Brass nuts seem the way to go, they are supposed to have the same expansion rate as aluminum so they will nut (haha) loosen up.

Jean

I can confirm this from personal experience, aluminium nuts are a complete no go. The threads bind and in my case the whole finned end snapped off trying to get one of them out, leaving the exhaust loose with nothing to grip on to get it out.
I use standard 750 style steel ones these with no problems, just haul them up as hard as you can while the engine's hot and they don't loosen off.
 
L.A.B. said:
B+Bogus said:
Does anyone use the tabwashers?

Yes, I use them. I bend the tags so they have a slight grip on both the head and nut fins, then they do not rattle, and they seem to work well enough.

You would recommend the washers over safety wire (assume the head and nut were already drilled)?
 
swooshdave said:
You would recommend the washers over safety wire (assume the head and nut were already drilled)?

No...not really, as I know many owners would rather use lockwire. The tabwashers have never let me down, so I've always preferred to use them, always making sure they are set so they can't rattle about.
 
than when the locknuts come loose and you have to keep leaning down and tightening them as you go along
-----------------------------------------------
It don't do the gloves much good either!
 
Got brass on a 850 Interstate and they are fine, no probs and look nice. Got original iron chrome ones on the 850 Roadster and they are tabbed. Done right they don't come loose. But they get rusty and don't look as nice as the brass.

Mick
 
Reggie said:
I have Norvil bronze nuts on mine, but I put tabwashers on as well as a failsafe.

There's nothing more anoying :evil: than when the locknuts come loose and you have to keep leaning down and tightening them as you go along to stop them chattering and wearing the threads away. It will always happen when your miles from home, and I don't carry an 18" exhaust lockring tightener with me.
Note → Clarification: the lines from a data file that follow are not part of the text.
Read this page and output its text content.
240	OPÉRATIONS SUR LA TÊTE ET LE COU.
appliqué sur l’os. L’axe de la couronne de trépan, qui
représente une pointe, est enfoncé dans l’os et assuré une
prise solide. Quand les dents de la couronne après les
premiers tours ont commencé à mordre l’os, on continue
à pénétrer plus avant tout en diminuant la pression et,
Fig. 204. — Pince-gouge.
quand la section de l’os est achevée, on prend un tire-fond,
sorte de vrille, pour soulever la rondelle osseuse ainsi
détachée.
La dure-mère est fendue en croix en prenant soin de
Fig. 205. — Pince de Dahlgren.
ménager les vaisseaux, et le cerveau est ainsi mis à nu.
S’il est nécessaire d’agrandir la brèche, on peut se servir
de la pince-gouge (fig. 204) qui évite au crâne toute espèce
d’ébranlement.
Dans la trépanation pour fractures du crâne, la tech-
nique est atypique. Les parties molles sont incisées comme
I've taken to carrying a wrench with me now. I modified it to be 2 pieces that slip together, each piece is short enough to fit in my tool bag and when combined they give the leverage needed.
 
I haven't had a problem with exhaust nuts since about 1967. I learned to cinch them up while hot then and use safety wire. on my commandos I used the later steel nuts and safety wired them after a hot tightening. I would have been tempted to do as LAB does and use the locks but I had safety wire already.
 
I use a 750 (no crossover) system and nuts (deeper/more threads) on my 850, torque to 70 lbs-ft, then retorque after the first few rides. Check 'em once in a while thereafter but they've never loosened. FWIW/YMMV.